CXCR5, a membrane-bound protein present on some memory B cells and on follicular helper T cells, acts as a receptor for B-lymphocyte chemoattractant (BLC). Variants in the region of CXCR5 have been associated with multiple sclerosis and PBC42,55. Although no genetic associations between Sjögren’s syndrome and CXCR5 have been reported, several studies have found CXCR5 to be dysregulated in B cells in salivary gland tissues and the periphery49,56. Interestingly, IL-12 alone can induce CXCR5 expression, leading to the early commitment of naïve CD4+ T cells to the T follicular helper cell lineage57.

Although the exact function of TNIP1 has not been defined, TNIP1 does bind TNFAIP3, which suppresses TLR-induced apoptosis by negatively regulating NF-κB58. Variants in the region of TNIP1 have been found to increase risk for RA, SLE, psoriasis, and SSc59-63. In SLE, two independent risk haplotypes have been identified, with the H2 haplotype defined by Adrianto et al.62 corresponding to the association identified in this study. Similar to the findings reported above, the H2 haplotype in SLE also shows allele-specific differential expression62.

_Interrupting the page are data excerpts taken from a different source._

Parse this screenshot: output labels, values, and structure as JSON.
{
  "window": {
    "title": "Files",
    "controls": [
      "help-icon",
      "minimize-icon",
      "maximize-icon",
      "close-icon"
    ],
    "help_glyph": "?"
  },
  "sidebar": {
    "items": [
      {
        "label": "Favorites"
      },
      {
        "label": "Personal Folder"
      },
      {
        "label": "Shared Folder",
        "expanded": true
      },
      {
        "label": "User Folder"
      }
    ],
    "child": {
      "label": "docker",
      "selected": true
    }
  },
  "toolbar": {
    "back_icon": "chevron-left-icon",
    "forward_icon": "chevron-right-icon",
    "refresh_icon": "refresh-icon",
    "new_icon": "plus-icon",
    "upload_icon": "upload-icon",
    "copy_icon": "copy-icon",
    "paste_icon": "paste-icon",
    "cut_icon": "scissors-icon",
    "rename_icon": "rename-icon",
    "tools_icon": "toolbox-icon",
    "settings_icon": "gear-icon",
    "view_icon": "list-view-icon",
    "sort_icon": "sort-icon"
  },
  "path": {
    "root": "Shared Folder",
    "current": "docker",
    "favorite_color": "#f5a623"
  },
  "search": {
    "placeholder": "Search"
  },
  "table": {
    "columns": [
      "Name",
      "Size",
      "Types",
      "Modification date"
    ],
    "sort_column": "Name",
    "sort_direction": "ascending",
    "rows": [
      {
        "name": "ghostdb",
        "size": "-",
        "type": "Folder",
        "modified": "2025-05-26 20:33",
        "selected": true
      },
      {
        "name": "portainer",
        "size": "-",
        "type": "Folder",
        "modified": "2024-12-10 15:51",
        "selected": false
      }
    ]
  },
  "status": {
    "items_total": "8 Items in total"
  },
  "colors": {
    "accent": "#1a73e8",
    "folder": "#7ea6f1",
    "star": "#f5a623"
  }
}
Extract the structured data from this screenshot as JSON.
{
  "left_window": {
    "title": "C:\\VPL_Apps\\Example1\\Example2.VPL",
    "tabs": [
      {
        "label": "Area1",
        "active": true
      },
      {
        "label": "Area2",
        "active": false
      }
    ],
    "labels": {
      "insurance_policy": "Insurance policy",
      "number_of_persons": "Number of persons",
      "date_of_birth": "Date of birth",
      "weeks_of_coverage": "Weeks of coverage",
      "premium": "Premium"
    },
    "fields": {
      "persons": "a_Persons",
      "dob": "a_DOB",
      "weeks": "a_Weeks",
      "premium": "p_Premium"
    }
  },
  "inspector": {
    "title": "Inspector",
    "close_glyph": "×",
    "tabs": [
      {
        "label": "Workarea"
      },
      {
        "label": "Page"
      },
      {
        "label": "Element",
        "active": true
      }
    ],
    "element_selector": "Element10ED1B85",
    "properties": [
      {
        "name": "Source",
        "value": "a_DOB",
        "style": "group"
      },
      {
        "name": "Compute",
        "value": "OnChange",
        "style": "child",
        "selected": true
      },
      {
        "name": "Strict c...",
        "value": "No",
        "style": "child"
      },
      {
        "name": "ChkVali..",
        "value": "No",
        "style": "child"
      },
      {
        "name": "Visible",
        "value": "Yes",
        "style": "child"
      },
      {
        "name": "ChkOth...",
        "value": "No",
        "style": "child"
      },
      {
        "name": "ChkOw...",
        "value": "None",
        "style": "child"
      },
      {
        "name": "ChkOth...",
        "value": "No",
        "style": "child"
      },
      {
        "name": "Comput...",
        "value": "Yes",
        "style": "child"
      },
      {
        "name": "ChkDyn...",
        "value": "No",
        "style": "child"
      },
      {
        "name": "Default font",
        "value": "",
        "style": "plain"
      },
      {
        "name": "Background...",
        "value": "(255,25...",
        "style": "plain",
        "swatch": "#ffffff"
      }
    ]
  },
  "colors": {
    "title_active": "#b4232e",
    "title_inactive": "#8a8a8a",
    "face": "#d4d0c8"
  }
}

Considered jointly in the logistic regression model, the genome-wide and suggestively associated variants could explain a significant proportion of the heritable risk (C statistic = 0.811, Supplementary Table 14). This value is higher than that of the SLE model in women of European ancestry (C statistic = 0.67)33. Consideration was also given to the effect size of Sjögren’s syndrome-associated variants in LD with previously established loci achieving GWS in other autoimmune diseases. Of note, the OR and 95% CI for Sjögren’s syndrome variants outside the HLA region (Supplementary Table 15 and Supplementary Figure 30) are comparable to those in related autoimmune diseases, particularly with respect to SLE, with much greater variability in effect size and CI when considering the variants in the HLA region (Supplementary Table 16 and Supplementary Figure 29).

Using bioinformatics tools, the combination of GWS and suggestively associated variants provides some evidence of significant direct and indirect PPI and enrichment of genes involved in immune signaling processes, particularly with respect to IL-12 and STAT4 and many autoimmune-related diseases. The importance of type I interferons has been previously recognized in the pathogenesis of Sjögren’s syndrome. However, the type II interferon pathway, acting through interferon-γ downstream of IL-12 and STAT4, is now clearly implicated by this study. In addition, multiple genes in the NF-κB pathway, including TNIP1 and TNFAIP3, support a role for this pathway in Sjögren’s syndrome pathogenesis. Furthermore, establishing association of several genes important in the adaptive immune response, including CXCR5 and BLK, as well as suggestive associations in loci such as FCGR2A, provides insight into the complex genetic architecture for Sjögren’s syndrome and will facilitate further studies to understand the precise functional consequences of these risk variants. Taken together, this work provides significant progress towards explaining the underlying genetic pathophysiology of Sjögren’s syndrome, which will ultimately provide important new therapeutic targets and potential diagnostic markers, both of which are lacking.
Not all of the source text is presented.